Стоит мне снова углубиться в работу, как в коридоре, ведущем в лабораторию, раздаются какие-то голоса. Все исследователи, и я тоже, оборачиваются к дверям, в которые входят мужчина и женщина и уверенно направляются к Жаку, он приветственно машет им рукой. Кто эти люди? Судя по их одежде — он в угольно-черном костюме, она — в строгом платье — они не французы, но и на англичан не похожи. В лабораторию редко кто-то заглядывает без предупреждения, даже люди, связанные с правительством.

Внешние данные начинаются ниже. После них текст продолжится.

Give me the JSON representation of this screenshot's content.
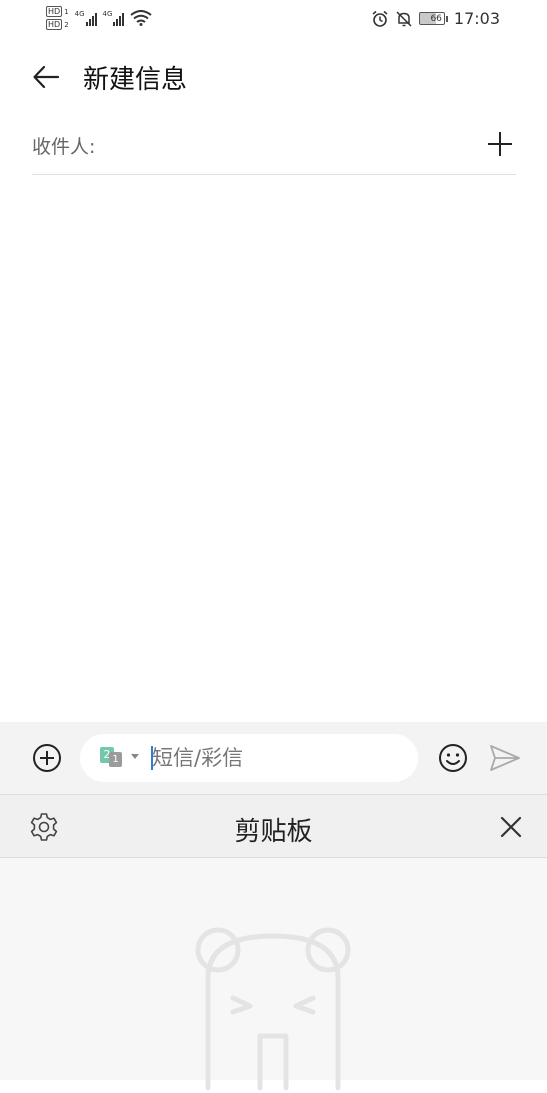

Я возвращаюсь к своим вычислениям, или скорее делаю вид, и продолжаю краем глаза следить за незнакомцами. Жак проводит их по залу, представляя исследователей. И мужчина, и женщина оживленно разговаривают с коллегами, а я задумываюсь, не собираются ли они устроиться сюда на работу.

— Доктор Франклин? — обращается Жак ко мне, когда они, наконец, доходят до моего рабочего стола.

Как обычно, сердце замирает от его близости и звука моего имени на его губах. В его присутствии я чувствую себя настолько по-другому, что задаюсь вопросом, возможно ли, что сами молекулы, окружающие нас, изменяются, когда мы рядом. Наверное, глупо даже фантазировать о том, что законы физики и химии могут меняться из-за эмоций.

— Да, месье Меринг, — отзываюсь я, словно только что заметила и его, и незнакомцев. Наверное, это моя лучшая актерская игра, хотя обычно для меня это затруднительно. Но за последние шесть месяцев работы бок о бок с Жаком мне пришлось много практиковаться. Было непросто одновременно чувствовать влечение к нему и знать, что я должна устоять перед искушением.